Peliput : Prasetio M Editor: Hasrin Ilmi

Saat pelaku menunjukan kepada Kapolres Baubau AKBP Daniel Widya Mucharam SIk MPA, cara membobol motor

BAUBAU, BP – Polres Baubau berhasil mengamankan pelaku pencurian kendaraan bermotor (Curanmor) lintas provinsi. Tersangka merupakan pasangan suami istri (Pasutri) dengan inisial SW (39) dan WS (38). Bahkan, WS saat ini masih tercatat sebagai PNS di salah satu Kabupaten Sulawesi Tenggara.

Demikian diungkapkan Kapolres Baubau AKBP Daniel Widya Mucharam SIk MPA dalam press rilis di Mapolres Baubau, Kamis (28/12).

“Yang mana kasus ini di bawah komando Kasat Reskrim Polres Baubah AKP Diki Kurniawan dan tim, berhasil mengungkap kasus pencurian di 59 titik tempat kejadian perkara,”kata Daniel.

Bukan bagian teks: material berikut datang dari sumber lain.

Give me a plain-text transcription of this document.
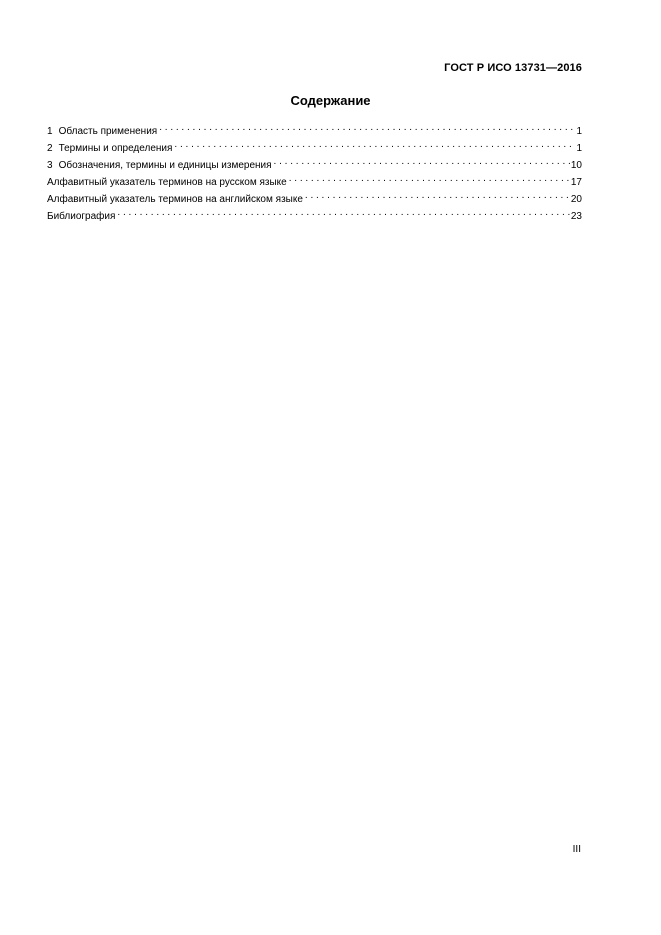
ГОСТ Р ИСО 13731—2016
Содержание
1 Область применения . . .	1
2 Термины и определения . . .	1
3 Обозначения, термины и единицы измерения . . .	10
Алфавитный указатель терминов на русском языке . . .	17
Алфавитный указатель терминов на английском языке . . .	20
Библиография . . .	23
III
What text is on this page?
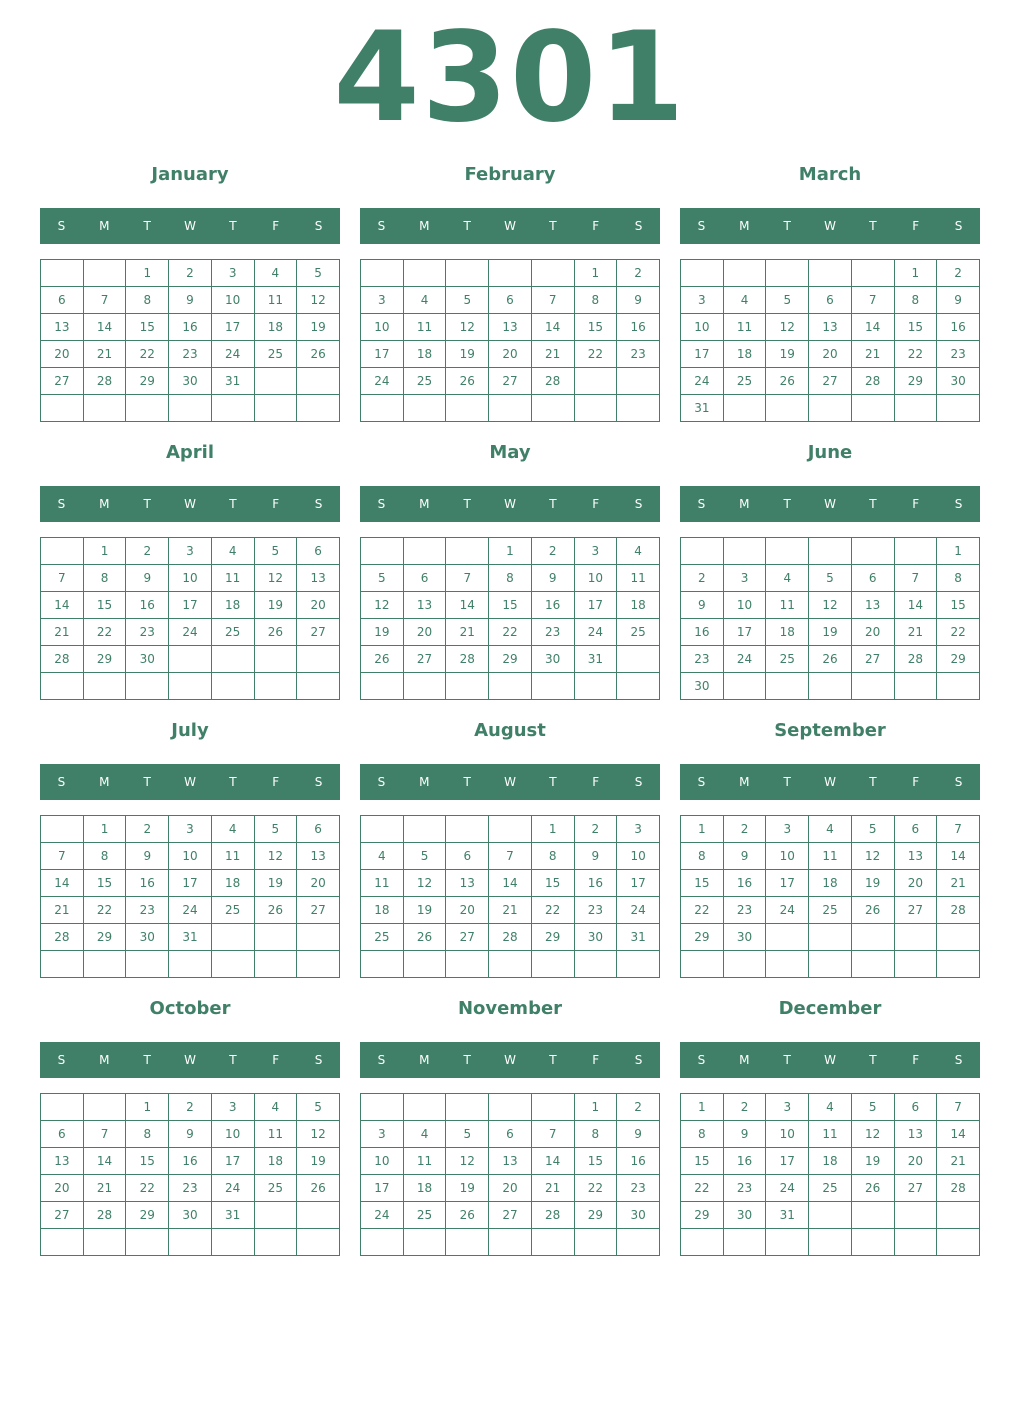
4301
January
S	M	T	W	T	F	S
		1	2	3	4	5
6	7	8	9	10	11	12
13	14	15	16	17	18	19
20	21	22	23	24	25	26
27	28	29	30	31		

February
S	M	T	W	T	F	S
					1	2
3	4	5	6	7	8	9
10	11	12	13	14	15	16
17	18	19	20	21	22	23
24	25	26	27	28		

March
S	M	T	W	T	F	S
					1	2
3	4	5	6	7	8	9
10	11	12	13	14	15	16
17	18	19	20	21	22	23
24	25	26	27	28	29	30
31						
April
S	M	T	W	T	F	S
	1	2	3	4	5	6
7	8	9	10	11	12	13
14	15	16	17	18	19	20
21	22	23	24	25	26	27
28	29	30				

May
S	M	T	W	T	F	S
			1	2	3	4
5	6	7	8	9	10	11
12	13	14	15	16	17	18
19	20	21	22	23	24	25
26	27	28	29	30	31	

June
S	M	T	W	T	F	S
						1
2	3	4	5	6	7	8
9	10	11	12	13	14	15
16	17	18	19	20	21	22
23	24	25	26	27	28	29
30						
July
S	M	T	W	T	F	S
	1	2	3	4	5	6
7	8	9	10	11	12	13
14	15	16	17	18	19	20
21	22	23	24	25	26	27
28	29	30	31			

August
S	M	T	W	T	F	S
				1	2	3
4	5	6	7	8	9	10
11	12	13	14	15	16	17
18	19	20	21	22	23	24
25	26	27	28	29	30	31

September
S	M	T	W	T	F	S
1	2	3	4	5	6	7
8	9	10	11	12	13	14
15	16	17	18	19	20	21
22	23	24	25	26	27	28
29	30					

October
S	M	T	W	T	F	S
		1	2	3	4	5
6	7	8	9	10	11	12
13	14	15	16	17	18	19
20	21	22	23	24	25	26
27	28	29	30	31		

November
S	M	T	W	T	F	S
					1	2
3	4	5	6	7	8	9
10	11	12	13	14	15	16
17	18	19	20	21	22	23
24	25	26	27	28	29	30

December
S	M	T	W	T	F	S
1	2	3	4	5	6	7
8	9	10	11	12	13	14
15	16	17	18	19	20	21
22	23	24	25	26	27	28
29	30	31				
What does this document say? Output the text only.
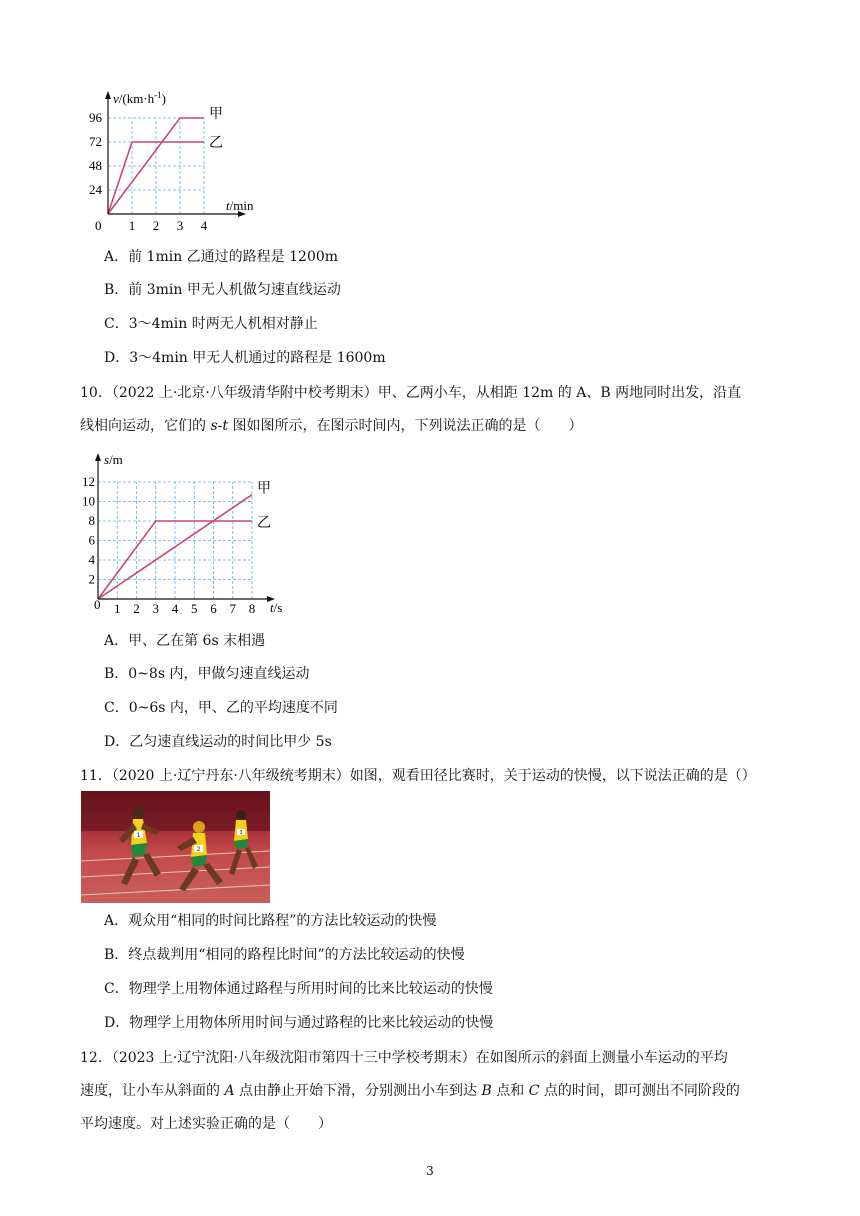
$v/(km\cdot h^{-1})$
t/min
0 1 2 3 4
24
48
72
96	甲
乙
A．前 1min 乙通过的路程是 1200m
B．前 3min 甲无人机做匀速直线运动
C．3～4min 时两无人机相对静止
D．3～4min 甲无人机通过的路程是 1600m
10．（2022 上·北京·八年级清华附中校考期末）甲、乙两小车，从相距 12m 的 A、B 两地同时出发，沿直
线相向运动，它们的 s-t 图如图所示，在图示时间内，下列说法正确的是（　　）
s/m
t/s
0 1 2 3 4 5 6 7 8
2
4
6
8
10
12
甲
乙
A．甲、乙在第 6s 末相遇
B．0~8s 内，甲做匀速直线运动
C．0~6s 内，甲、乙的平均速度不同
D．乙匀速直线运动的时间比甲少 5s
11．（2020 上·辽宁丹东·八年级统考期末）如图，观看田径比赛时，关于运动的快慢，以下说法正确的是（）
1
2
3
A．观众用“相同的时间比路程”的方法比较运动的快慢
B．终点裁判用“相同的路程比时间”的方法比较运动的快慢
C．物理学上用物体通过路程与所用时间的比来比较运动的快慢
D．物理学上用物体所用时间与通过路程的比来比较运动的快慢
12．（2023 上·辽宁沈阳·八年级沈阳市第四十三中学校考期末）在如图所示的斜面上测量小车运动的平均
速度，让小车从斜面的 A 点由静止开始下滑，分别测出小车到达 B 点和 C 点的时间，即可测出不同阶段的
平均速度。对上述实验正确的是（　　）
3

Dikatakan, berdasarkan hasil pengembangan penyidikan dan penyelidikan, Polres Baubau berhasil mengamankan 15 barang bukti terdiri dari, 11 kendaraan bermotor, dua TV dan dua laptop. Lokasi pencurian bervariasi, yakni di kompleks perumahan dan wilayah pertokoan.

Tersangka merupakan pasangan suami istri dengan inisial SW (39) dan WS (38), yang mana suami tidak memiliki pekerjaan dan istri pelaku merupakan seorang PNS di salah satu Kabupaten Sulawesi Tenggara. Modus Pelaku, berboncengan menggunakan sepeda motor pinjaman dan mencari sasaran, saat sudah menemukan sasaran, suaminya turun untuk mengambil sasaran curian tersebut.

Kasus tersebut dapat terungkap, diawali keterangan saksi tanggal 2 Desember 2017 yang mana pemilik motor yang dipinjam oleh pelaku, melihat awalnya pelaku menggunakan satu buah miliknya, kemudian saat meninggalkan lokasi mereka sudah menggunakan motor masing-masing. Motif para tersangka, yakni menggunakan sebagaian hasil dari jualan barang curian untuk menggunakan Narkoba.

Berdasarkan hasil pengembangan, Polres Baubau menemukan tiga tempat lokasi penjualan Barang curian tersebut, yakni di Raha, Taliabo, Kota Baubau dan Makasar. Untuk Kendaraan Motor yang di amankan Polres Baubau 11 buah dan tidak menutup kemungkinan bisa bertambah, pasalnya berdasarkan pengakuan pelaku sebagaian barang sudah di jual di luar Kota Baubau. Kedua pelaku akan dikenakan pasal 363 dengan hukuman penjara maksimal tujuh tahun.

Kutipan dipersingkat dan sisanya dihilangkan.